Lino Saputo affichait aussi, hier, un bel optimisme par rapport au retour de son entreprise sur le marché européen après une première incursion non concluante au milieu des années 2000 à la suite d’acquisitions en Angleterre et en Allemagne.

« À l’époque, on avait acquis deux petits fabricants qui n’avaient pas de marques distinctives. Ils fabriquaient du fromage mozzarella comme s’il s’agissait d’une simple commodité. Tous les autres producteurs qui se retrouvaient en surcapacité inondaient le marché à meilleur prix.

« Avec Dairy Crest, on dispose maintenant d’une entreprise qui produit du cheddar vieilli de 18 mois, 3 ans et 5 ans, des fromages qui ont donc une valeur ajoutée. Ce sont des marques fortes au Royaume-Uni, mais qui ont un très bon potentiel pour les marchés d’exportation », souligne Lino Saputo.

Déclin du lait et marchés alternatifs

Après avoir quitté l’Europe en 2013, Saputo y revient donc en force avec une présence en Grande-Bretagne, ce qui lui permettra également de solidifier sa position sur les marchés d’exportation.

Les États-Unis, l’Australie et la Grande-Bretagne totalisent 68 % des exportations mondiales de produits laitiers. On a une bonne présence sur ces marchés et on va s’en servir comme plateforme pour nos exportations.

Lino Saputo Jr., PDG de Saputo

Le PDG de Saputo constate par ailleurs que la consommation de lait affiche un déclin dans plusieurs marchés, notamment au Canada, où on enregistre une baisse moyenne de la consommation annuelle de l’ordre de 2 %.
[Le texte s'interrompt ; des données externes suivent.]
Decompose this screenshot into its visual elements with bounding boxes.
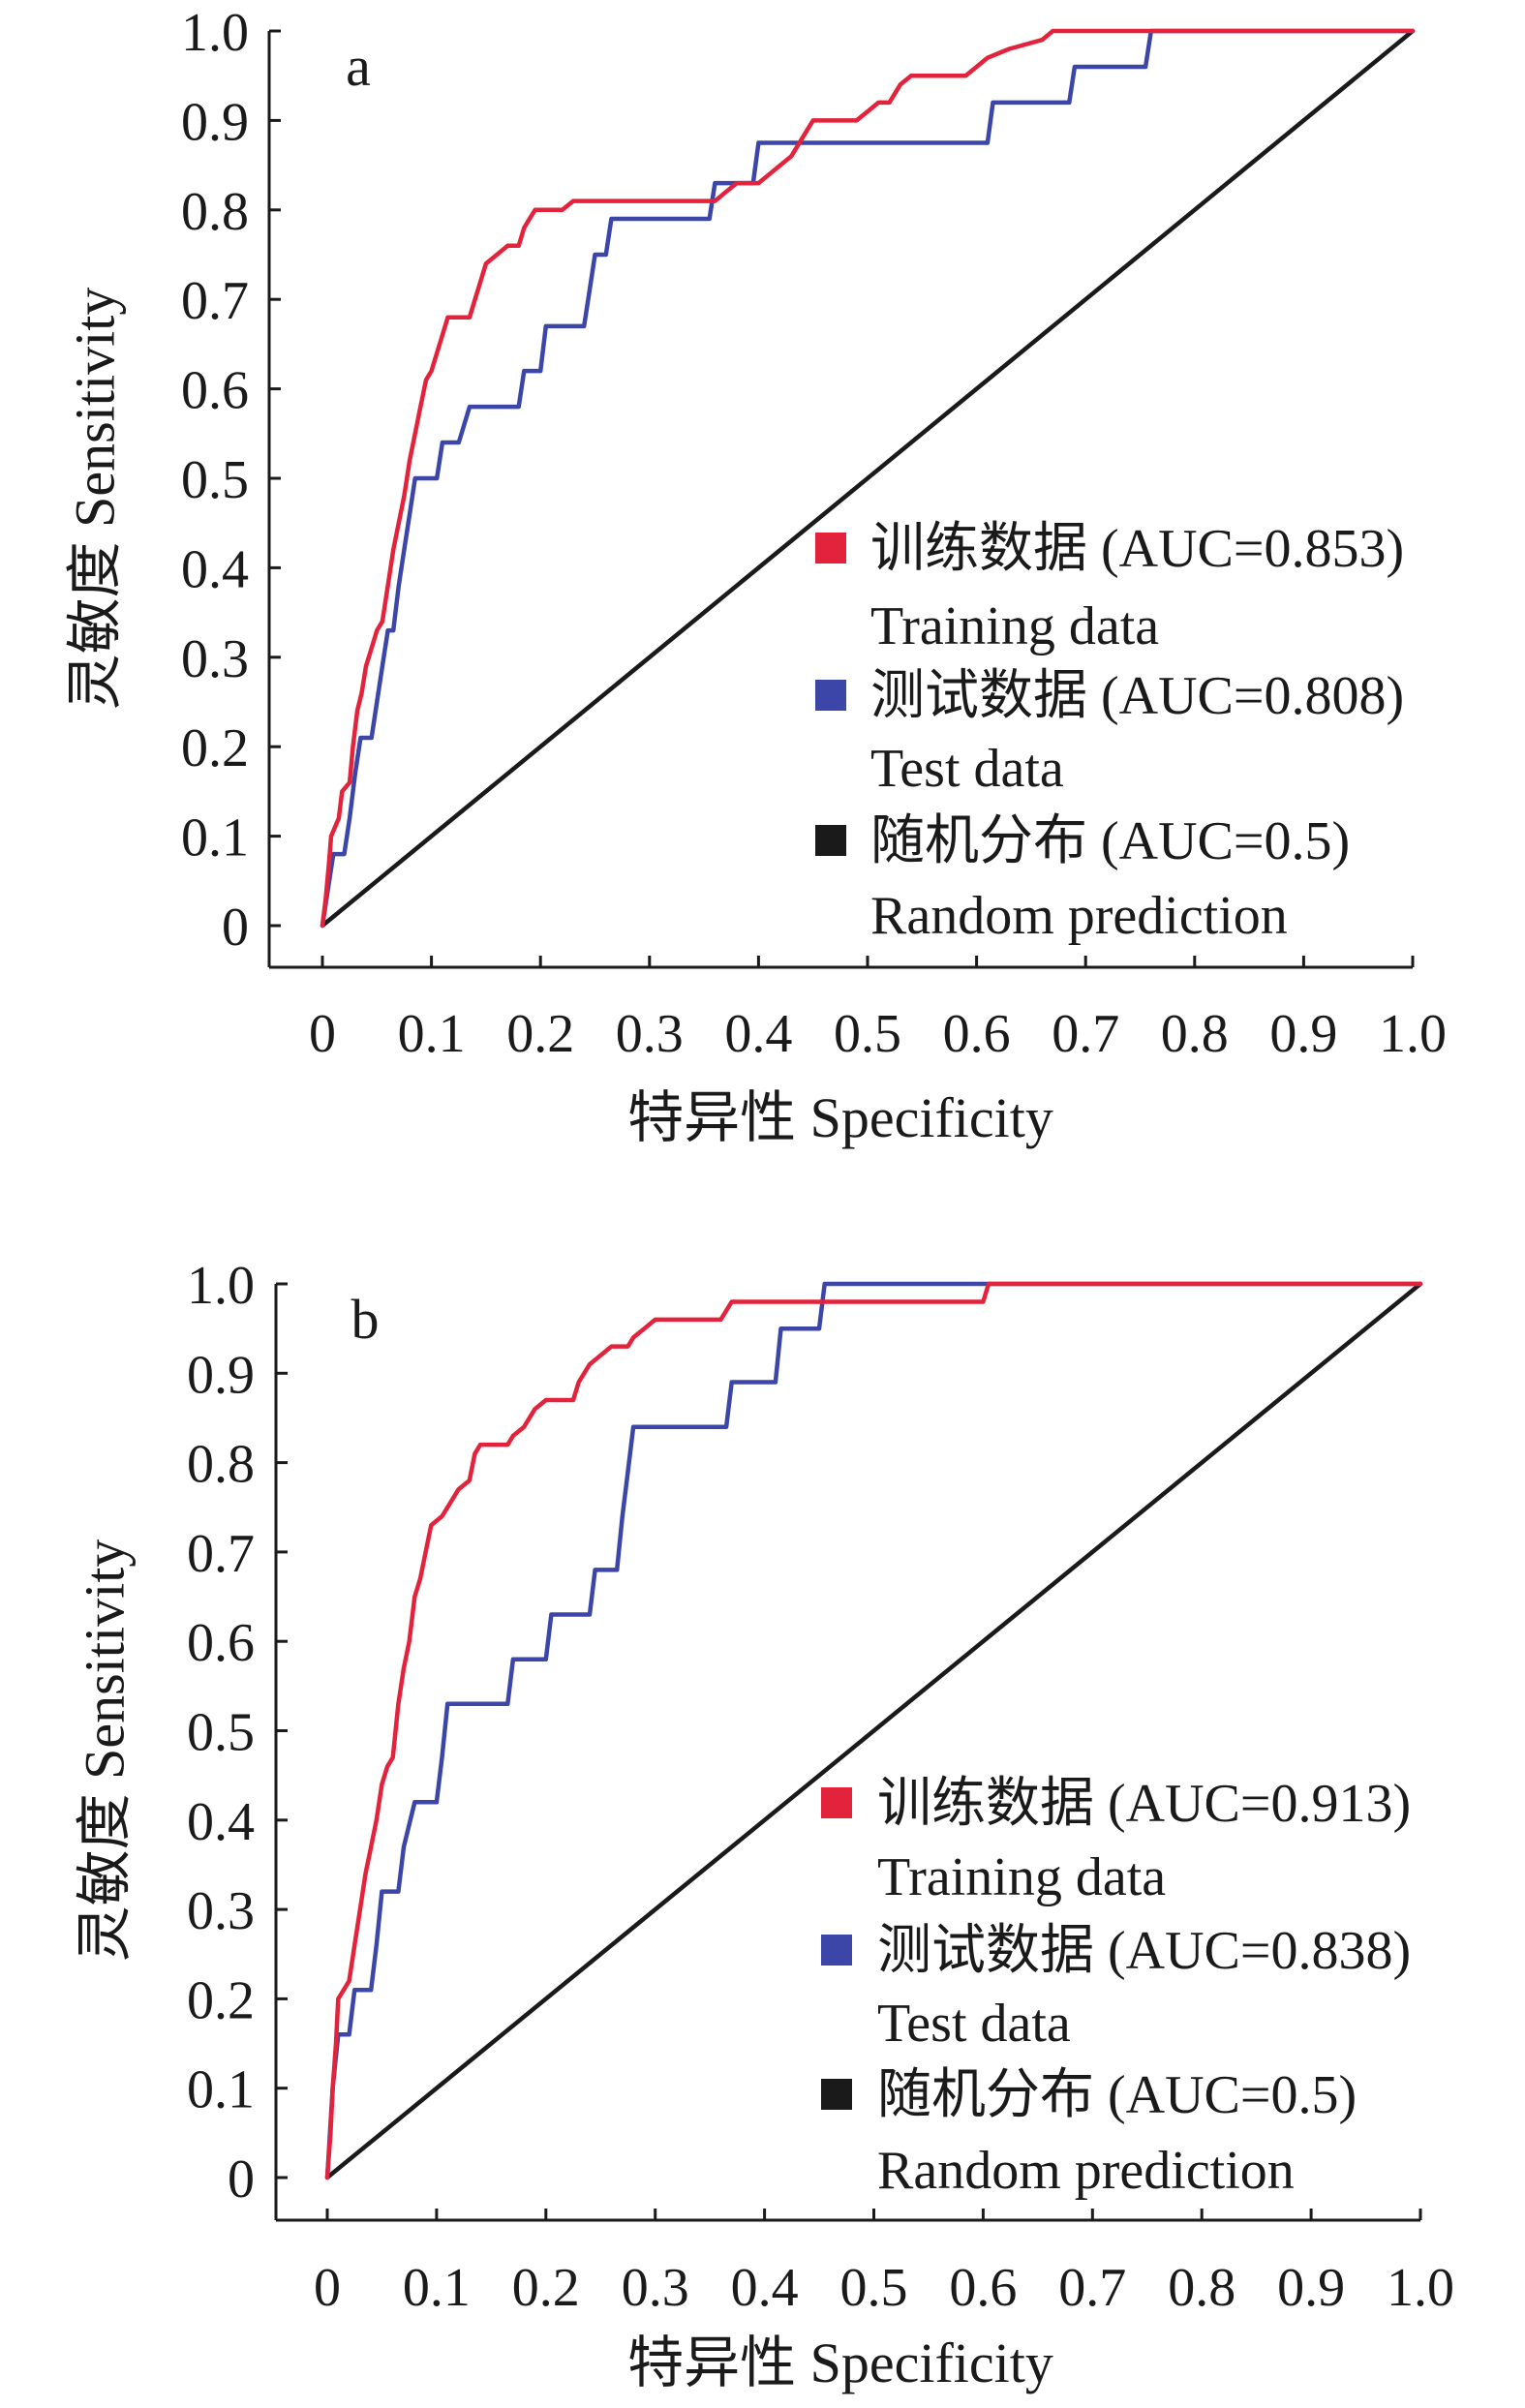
legend-label-test-data: 测试数据 (AUC=0.808) [870, 666, 1404, 726]
legend-swatch-test-data [821, 1935, 852, 1966]
panel-label: a [346, 35, 371, 98]
x-tick-label: 0.3 [616, 1004, 684, 1064]
x-tick-label: 1.0 [1387, 2258, 1454, 2318]
legend-sublabel-random-prediction: Random prediction [877, 2141, 1295, 2201]
legend-swatch-training-data [821, 1787, 852, 1818]
x-tick-label: 0.8 [1168, 2258, 1235, 2318]
x-axis-title: 特异性 Specificity [627, 2332, 1053, 2394]
legend-swatch-random-prediction [821, 2079, 852, 2110]
x-tick-label: 0.7 [1052, 1004, 1119, 1064]
x-tick-label: 0.9 [1277, 2258, 1345, 2318]
panel-label: b [351, 1288, 380, 1351]
legend-sublabel-test-data: Test data [877, 1994, 1071, 2054]
x-tick-label: 0.5 [834, 1004, 901, 1064]
y-tick-label: 0.1 [181, 808, 249, 869]
x-tick-label: 0.6 [943, 1004, 1011, 1064]
series-line-random-prediction [324, 1281, 1423, 2180]
y-tick-label: 0.7 [187, 1524, 255, 1584]
y-tick-label: 0.8 [187, 1435, 255, 1495]
y-tick-label: 0.9 [181, 92, 249, 152]
series-line-training-data [320, 28, 1416, 929]
x-tick-label: 0.2 [506, 1004, 574, 1064]
series-line-training-data [324, 1281, 1423, 2180]
y-tick-label: 0.5 [187, 1703, 255, 1763]
legend-label-random-prediction: 随机分布 (AUC=0.5) [870, 811, 1350, 871]
series-line-test-data [320, 28, 1416, 929]
y-tick-label: 0.8 [181, 182, 249, 242]
roc-panel-2: 0 0.1 0.2 0.3 0.4 0.5 0.6 0.7 0.8 0.9 1.0 0 0.1 0.2 0.… [74, 1256, 1455, 2394]
series-line-random-prediction [320, 28, 1416, 929]
legend-sublabel-training-data: Training data [877, 1847, 1166, 1907]
y-tick-label: 0 [222, 898, 249, 958]
legend-sublabel-training-data: Training data [870, 596, 1159, 656]
y-tick-label: 0.7 [181, 271, 249, 331]
x-tick-label: 1.0 [1379, 1004, 1447, 1064]
x-tick-label: 0.3 [622, 2258, 689, 2318]
roc-panel-1: 0 0.1 0.2 0.3 0.4 0.5 0.6 0.7 0.8 0.9 1.0 0 0.1 0.2 0.… [64, 3, 1448, 1149]
x-tick-label: 0.7 [1058, 2258, 1126, 2318]
y-tick-label: 0.4 [187, 1792, 255, 1852]
y-tick-label: 1.0 [187, 1256, 255, 1316]
x-tick-label: 0.4 [724, 1004, 792, 1064]
x-tick-label: 0.1 [403, 2258, 471, 2318]
y-tick-label: 0.6 [187, 1613, 255, 1673]
y-tick-label: 1.0 [181, 3, 249, 63]
y-tick-label: 0.2 [187, 1970, 255, 2030]
legend-swatch-training-data [815, 533, 846, 564]
x-tick-label: 0.6 [949, 2258, 1017, 2318]
y-tick-label: 0.2 [181, 718, 249, 778]
legend-sublabel-random-prediction: Random prediction [870, 886, 1288, 946]
x-tick-label: 0.5 [840, 2258, 908, 2318]
x-axis-title: 特异性 Specificity [627, 1086, 1053, 1149]
x-tick-label: 0.8 [1161, 1004, 1229, 1064]
x-tick-label: 0.1 [398, 1004, 466, 1064]
y-tick-label: 0.3 [181, 629, 249, 689]
y-tick-label: 0.5 [181, 450, 249, 510]
y-tick-label: 0.1 [187, 2060, 255, 2120]
legend-label-test-data: 测试数据 (AUC=0.838) [877, 1921, 1411, 1981]
y-tick-label: 0.3 [187, 1881, 255, 1941]
legend-label-random-prediction: 随机分布 (AUC=0.5) [877, 2065, 1357, 2125]
x-tick-label: 0 [314, 2258, 341, 2318]
y-tick-label: 0.6 [181, 361, 249, 421]
y-tick-label: 0 [228, 2149, 255, 2210]
y-axis-title: 灵敏度 Sensitivity [64, 288, 127, 711]
legend-sublabel-test-data: Test data [870, 739, 1064, 799]
y-tick-label: 0.9 [187, 1345, 255, 1405]
legend-label-training-data: 训练数据 (AUC=0.913) [877, 1774, 1411, 1834]
y-axis-title: 灵敏度 Sensitivity [74, 1539, 137, 1963]
legend-label-training-data: 训练数据 (AUC=0.853) [870, 519, 1404, 579]
x-tick-label: 0.2 [512, 2258, 580, 2318]
x-tick-label: 0.4 [731, 2258, 799, 2318]
legend-swatch-test-data [815, 680, 846, 711]
legend-swatch-random-prediction [815, 825, 846, 856]
y-tick-label: 0.4 [181, 539, 249, 599]
x-tick-label: 0.9 [1269, 1004, 1337, 1064]
x-tick-label: 0 [309, 1004, 336, 1064]
series-line-test-data [324, 1281, 1423, 2180]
« C’est un fait pour le lait, mais pas pour les autres catégories de produits laitiers que l’on fabrique, où on observe des hausses », explique Lino Saputo.
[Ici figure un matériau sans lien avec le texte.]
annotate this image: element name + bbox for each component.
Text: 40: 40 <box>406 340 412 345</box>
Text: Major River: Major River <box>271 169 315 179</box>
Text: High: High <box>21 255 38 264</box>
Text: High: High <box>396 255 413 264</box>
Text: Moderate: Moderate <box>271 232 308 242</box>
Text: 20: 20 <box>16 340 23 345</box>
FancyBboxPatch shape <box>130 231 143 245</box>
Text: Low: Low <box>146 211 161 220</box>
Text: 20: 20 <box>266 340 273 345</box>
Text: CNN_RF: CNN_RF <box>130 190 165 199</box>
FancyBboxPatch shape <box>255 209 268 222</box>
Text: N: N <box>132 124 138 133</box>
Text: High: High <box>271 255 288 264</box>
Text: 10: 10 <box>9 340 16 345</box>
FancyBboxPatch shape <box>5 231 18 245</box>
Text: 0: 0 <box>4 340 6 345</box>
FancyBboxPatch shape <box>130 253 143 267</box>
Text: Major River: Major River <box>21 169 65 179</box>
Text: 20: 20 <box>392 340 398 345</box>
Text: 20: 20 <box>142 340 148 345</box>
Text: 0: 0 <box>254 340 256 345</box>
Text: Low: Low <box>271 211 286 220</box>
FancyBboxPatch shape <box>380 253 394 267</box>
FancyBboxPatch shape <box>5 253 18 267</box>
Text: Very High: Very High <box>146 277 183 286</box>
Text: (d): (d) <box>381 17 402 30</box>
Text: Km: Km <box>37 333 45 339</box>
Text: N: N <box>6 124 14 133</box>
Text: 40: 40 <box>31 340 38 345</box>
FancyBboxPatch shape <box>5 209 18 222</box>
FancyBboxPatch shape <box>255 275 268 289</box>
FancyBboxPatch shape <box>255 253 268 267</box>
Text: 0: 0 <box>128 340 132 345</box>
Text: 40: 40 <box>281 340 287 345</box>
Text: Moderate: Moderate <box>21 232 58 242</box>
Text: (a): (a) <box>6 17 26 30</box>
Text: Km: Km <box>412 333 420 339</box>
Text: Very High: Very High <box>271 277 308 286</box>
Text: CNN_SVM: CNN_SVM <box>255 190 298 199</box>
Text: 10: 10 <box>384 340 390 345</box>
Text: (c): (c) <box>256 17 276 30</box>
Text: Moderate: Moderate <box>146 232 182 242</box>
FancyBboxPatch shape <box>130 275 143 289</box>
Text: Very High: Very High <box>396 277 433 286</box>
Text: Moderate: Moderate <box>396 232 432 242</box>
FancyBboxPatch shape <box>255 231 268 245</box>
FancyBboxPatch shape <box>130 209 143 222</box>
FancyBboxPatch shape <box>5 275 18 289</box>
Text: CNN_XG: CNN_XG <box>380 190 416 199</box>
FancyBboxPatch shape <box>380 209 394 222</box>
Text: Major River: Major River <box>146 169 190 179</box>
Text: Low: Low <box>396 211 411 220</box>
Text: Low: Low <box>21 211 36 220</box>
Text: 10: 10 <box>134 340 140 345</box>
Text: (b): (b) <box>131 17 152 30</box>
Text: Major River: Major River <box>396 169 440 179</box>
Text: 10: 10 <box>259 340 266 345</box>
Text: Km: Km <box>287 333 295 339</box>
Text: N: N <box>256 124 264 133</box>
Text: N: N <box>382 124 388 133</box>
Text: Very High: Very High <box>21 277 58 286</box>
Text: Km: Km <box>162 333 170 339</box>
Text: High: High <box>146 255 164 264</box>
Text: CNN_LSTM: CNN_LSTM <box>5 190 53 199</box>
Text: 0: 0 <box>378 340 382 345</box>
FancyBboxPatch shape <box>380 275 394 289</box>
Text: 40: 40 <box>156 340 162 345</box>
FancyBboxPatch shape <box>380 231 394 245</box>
On le sait, le lait a moins bonne presse au pays depuis notamment que le Guide alimentaire canadien en a réduit ses qualités nutritives dans la diète qu’elle recommande. Et les producteurs laitiers n’échappent pas à la popularité grandissante des régimes alimentaires qui bannissent les protéines animales.

Est-ce que Saputo pourrait un jour se lancer dans la production de lait de soya ou d’amande ?, a demandé un actionnaire durant la période des questions.

Lino Saputo n’écarte pas cette avenue. Saputo est déjà en pourparlers avec des fabricants de boissons de protéines végétales avec lesquels elle pourrait s’associer, ou alors son expertise industrielle et de distribution pourrait profiter à des groupes qui veulent prendre de l’expansion.

Comprenons bien qu’il n’est pas question pour Saputo de délaisser la transformation laitière, mais l’entreprise tient à bien répondre aux goûts évolutifs des consommateurs.

Une chose, toutefois, est bien certaine : pas question pour Saputo de se lancer dans la production de produits qui contiendraient du cannabis, peu importe sa forme. Va pour le végétalisme, mais pas pour le lait au chocolat qui ferait planer.